CISPLATIN RELEASE CHARACTERISTICS FROM AMORPHOUS CALCIUM POLYPHOSPHATE MATRICES FOR THE ADJUNCTIVE TREATMENT OF ORAL SQUAMOUS CELL CARCINOMA

Abstract

Cisplatin is an effective chemotheraputic agent for head and neck squamous cell carcinoma particularly in conjunction with radiation therapy. Unfortunately, its cytotoxic profile and associated systemic side effects limit its clinical efficacy. A localized delivery system was developed for cisplatin by processing calcium polyphosphate (CPP) in a multistep gelling protocol, with the goal of limiting its systemic toxicity and enhancing its overall clinical applicability. In addition, a novel method for processing the material was examined utilizing cold isostatic pressure (CIP) to allow for miniaturization of the system into an implantable device. The integration of cisplatin into the matrix was examined for efficient and dose dependent loading via dissolution of the final product and measurement of platinum concentrations by inductively coupled plasma optical emission spectrometry (ICP-OES).

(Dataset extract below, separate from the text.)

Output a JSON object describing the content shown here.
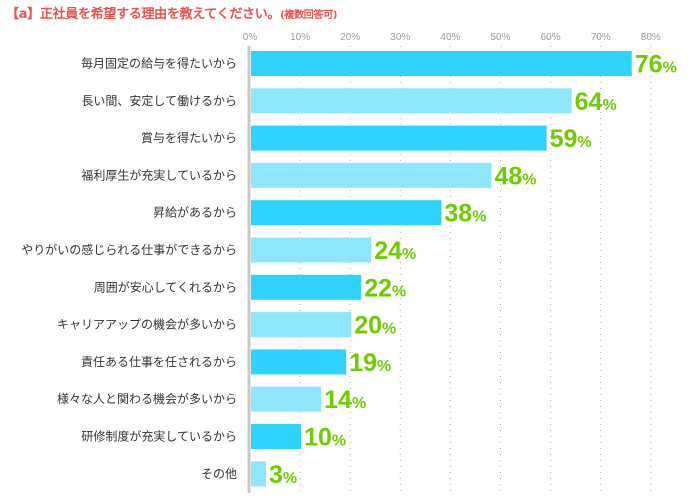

Drug release was measured in vitro by placing the CPP-cisplatin matrix into TRIS buffer solution while measuring the platinum concentration at given intervals from 0.5 hours to 14 days. The cytotoxicity of the cisplatin against L1210 cells was examined using an MTT assay following a 12-hour elution. The material demonstrated a predictable and dose dependent loading of cisplatin, although the release of the drug showed variability exemplified by a more pronounced burst release with aging of the stock CPP glass particulate. The CPP/cisplatin matrix exhibited cytotoxic effects after processing. This work suggests that further evaluation of this material as a matrix for cisplatin delivery should be undertaken in an attempt to normalize release, maximize the concentration within the system and further optimize the bead format in order to improve the potential for clinical usage.